Rabbits' Guy said...

Good Show!

From your 1/2 mile times I would say you did go out a bit too fast at the start ... on many of your slower taining runs you found it easy to speed up quit a bit later in the run.

And! .. maybe you did imagine Mario encouraging you on to the finish as you could see the clock headed to 2:00:00 !

aron said...

AMAZING job girl, I am so excited for you!!!! you nailed this race and I am so glad you found the confidence and pulled it out! I think so much of racing, especially when you get to a certain point with PRs, etc, is mental and to be able to overcome the mental battles is HUGE.

ShirleyPerly said...

CONGRATS on your PR, Sandra!!!

I knew you could do it and you look to have run a very well paced race too. Love those last few splits.

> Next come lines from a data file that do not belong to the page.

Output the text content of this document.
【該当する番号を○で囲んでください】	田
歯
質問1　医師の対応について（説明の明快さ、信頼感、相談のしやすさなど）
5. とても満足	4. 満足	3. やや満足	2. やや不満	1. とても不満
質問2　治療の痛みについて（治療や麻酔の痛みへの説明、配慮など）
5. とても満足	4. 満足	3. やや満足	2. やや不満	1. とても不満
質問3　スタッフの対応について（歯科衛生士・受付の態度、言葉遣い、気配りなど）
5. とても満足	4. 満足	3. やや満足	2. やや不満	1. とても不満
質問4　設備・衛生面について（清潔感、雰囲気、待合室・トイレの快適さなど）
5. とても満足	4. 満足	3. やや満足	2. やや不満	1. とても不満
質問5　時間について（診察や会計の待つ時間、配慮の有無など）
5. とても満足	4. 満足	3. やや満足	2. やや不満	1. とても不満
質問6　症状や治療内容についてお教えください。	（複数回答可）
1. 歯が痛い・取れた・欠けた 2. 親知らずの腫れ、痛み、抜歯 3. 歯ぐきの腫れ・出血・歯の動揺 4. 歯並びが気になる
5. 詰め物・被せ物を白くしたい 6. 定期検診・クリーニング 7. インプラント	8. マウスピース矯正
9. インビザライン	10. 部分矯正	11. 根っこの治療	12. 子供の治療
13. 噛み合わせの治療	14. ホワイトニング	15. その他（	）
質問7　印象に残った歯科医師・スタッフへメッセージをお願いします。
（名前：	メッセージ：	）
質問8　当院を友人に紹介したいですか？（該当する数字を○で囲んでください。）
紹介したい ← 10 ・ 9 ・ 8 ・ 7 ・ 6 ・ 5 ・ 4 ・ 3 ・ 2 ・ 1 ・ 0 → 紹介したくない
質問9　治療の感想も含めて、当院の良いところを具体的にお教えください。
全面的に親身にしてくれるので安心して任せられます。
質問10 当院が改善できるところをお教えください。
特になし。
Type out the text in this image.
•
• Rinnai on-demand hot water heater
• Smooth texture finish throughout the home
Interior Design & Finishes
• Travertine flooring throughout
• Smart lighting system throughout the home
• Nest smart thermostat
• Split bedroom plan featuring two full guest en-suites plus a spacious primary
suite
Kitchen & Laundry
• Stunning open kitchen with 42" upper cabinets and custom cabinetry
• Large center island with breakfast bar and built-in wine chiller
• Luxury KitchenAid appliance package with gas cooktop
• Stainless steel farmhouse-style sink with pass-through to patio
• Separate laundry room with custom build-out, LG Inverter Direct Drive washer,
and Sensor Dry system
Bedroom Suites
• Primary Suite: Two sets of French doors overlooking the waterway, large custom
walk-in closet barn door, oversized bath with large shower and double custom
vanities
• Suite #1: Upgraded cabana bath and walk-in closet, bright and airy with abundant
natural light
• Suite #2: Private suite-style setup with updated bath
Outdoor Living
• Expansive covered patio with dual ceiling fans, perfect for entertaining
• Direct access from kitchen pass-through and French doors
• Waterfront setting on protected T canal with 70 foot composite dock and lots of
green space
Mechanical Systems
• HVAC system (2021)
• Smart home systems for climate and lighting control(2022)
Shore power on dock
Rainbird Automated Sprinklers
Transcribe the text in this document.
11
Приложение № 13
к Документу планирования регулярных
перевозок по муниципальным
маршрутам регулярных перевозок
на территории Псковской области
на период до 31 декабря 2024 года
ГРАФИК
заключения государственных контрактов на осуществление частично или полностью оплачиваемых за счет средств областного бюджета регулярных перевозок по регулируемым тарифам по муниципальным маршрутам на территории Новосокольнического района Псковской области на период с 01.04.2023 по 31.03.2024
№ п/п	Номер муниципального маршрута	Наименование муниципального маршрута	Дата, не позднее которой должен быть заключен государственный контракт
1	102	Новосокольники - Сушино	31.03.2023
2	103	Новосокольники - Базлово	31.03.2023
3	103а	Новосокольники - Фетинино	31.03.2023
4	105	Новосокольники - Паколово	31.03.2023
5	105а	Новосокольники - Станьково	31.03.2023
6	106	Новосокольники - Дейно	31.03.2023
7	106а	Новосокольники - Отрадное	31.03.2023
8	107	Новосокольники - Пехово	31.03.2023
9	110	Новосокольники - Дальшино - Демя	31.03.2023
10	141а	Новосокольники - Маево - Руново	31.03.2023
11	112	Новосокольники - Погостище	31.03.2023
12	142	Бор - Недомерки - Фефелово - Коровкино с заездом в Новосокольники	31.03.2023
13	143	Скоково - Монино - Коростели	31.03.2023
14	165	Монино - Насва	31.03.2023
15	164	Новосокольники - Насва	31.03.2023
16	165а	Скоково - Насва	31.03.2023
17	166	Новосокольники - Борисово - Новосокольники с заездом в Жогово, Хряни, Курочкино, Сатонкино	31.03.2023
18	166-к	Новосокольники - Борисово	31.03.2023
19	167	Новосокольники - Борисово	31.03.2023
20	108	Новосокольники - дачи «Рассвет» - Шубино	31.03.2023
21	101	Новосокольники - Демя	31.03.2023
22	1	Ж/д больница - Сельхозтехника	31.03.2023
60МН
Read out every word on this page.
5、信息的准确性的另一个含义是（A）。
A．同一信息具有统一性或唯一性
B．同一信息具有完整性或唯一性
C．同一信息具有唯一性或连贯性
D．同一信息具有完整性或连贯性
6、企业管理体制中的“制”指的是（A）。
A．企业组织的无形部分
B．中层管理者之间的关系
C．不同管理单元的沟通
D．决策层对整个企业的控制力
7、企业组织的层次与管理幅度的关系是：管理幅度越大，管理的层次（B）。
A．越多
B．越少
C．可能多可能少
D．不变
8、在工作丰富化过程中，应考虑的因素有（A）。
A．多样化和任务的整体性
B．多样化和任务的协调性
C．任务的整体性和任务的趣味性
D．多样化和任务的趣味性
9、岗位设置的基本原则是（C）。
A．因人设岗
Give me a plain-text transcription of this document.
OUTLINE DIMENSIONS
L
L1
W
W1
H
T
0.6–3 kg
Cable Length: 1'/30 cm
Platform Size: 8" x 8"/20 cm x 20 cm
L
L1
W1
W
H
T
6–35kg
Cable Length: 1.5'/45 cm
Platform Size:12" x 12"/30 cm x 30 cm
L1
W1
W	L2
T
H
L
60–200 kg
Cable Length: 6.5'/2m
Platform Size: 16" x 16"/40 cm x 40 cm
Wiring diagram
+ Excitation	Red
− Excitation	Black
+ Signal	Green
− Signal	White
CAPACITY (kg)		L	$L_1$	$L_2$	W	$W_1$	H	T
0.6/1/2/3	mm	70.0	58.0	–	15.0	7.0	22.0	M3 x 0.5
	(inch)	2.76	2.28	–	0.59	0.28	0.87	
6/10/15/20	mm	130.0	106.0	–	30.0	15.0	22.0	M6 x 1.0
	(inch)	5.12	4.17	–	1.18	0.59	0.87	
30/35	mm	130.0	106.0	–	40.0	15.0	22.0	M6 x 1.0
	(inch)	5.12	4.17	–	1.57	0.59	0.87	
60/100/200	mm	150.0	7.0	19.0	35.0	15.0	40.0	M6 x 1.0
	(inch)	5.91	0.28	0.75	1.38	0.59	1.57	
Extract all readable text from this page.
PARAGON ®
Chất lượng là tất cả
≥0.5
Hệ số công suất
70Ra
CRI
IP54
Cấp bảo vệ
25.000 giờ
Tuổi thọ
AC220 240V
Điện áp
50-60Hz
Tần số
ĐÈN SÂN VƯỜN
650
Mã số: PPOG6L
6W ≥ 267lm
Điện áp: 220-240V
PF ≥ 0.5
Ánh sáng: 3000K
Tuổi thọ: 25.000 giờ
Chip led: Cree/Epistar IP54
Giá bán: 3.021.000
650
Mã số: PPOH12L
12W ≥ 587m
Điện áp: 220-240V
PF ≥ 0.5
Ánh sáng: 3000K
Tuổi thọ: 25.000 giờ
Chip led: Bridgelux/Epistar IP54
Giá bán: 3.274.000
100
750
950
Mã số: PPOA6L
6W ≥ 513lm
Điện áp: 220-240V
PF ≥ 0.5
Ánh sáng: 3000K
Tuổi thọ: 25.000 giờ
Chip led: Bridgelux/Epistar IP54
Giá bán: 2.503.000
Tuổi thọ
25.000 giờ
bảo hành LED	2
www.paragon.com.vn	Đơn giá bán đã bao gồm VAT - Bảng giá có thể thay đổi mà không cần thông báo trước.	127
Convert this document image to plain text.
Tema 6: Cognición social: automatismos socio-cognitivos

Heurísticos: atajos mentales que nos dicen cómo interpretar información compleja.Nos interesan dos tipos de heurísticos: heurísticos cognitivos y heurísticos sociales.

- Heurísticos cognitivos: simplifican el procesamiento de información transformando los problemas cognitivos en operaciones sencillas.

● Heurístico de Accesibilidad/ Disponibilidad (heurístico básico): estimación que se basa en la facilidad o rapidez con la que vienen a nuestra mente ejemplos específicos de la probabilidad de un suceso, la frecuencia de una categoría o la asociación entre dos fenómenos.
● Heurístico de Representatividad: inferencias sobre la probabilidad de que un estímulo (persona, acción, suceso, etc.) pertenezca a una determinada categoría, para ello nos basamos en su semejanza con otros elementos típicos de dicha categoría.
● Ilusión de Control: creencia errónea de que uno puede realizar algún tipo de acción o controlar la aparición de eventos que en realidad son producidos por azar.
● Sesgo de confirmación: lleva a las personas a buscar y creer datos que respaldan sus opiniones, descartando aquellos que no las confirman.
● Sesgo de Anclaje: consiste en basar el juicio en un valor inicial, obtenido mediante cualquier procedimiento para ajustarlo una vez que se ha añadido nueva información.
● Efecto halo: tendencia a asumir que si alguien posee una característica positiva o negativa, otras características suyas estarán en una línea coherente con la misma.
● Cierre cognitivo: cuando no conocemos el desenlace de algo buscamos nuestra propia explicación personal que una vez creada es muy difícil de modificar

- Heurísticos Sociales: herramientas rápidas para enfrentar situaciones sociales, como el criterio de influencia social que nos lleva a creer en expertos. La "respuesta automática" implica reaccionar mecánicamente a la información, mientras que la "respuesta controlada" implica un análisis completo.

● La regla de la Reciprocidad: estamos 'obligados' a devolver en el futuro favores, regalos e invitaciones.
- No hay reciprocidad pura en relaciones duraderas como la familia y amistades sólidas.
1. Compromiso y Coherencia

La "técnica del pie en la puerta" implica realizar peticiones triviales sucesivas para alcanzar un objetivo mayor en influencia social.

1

Sorry to hear about the runner getting CPR. That could really happen at any event, athletic or not, though. Live life and enjoy it while you can. So glad your folks and BF could be there to cheer you on.

Alisa said...

WAAAAAAA-HOOOOOOOOOO!!! I take a bit of time to warm up too.

You ran smart and stayed strong. Way to go sub 2! I really think I should adopt your training plan or one similar for my next half (not Nike).

I tend to run all my runs at the same pace, to get faster I probably need some fast miles =).

Way to go!!!!!!!!!!!!!!!!!!!!!!!!!!!!!!!!!!!!!!!!!!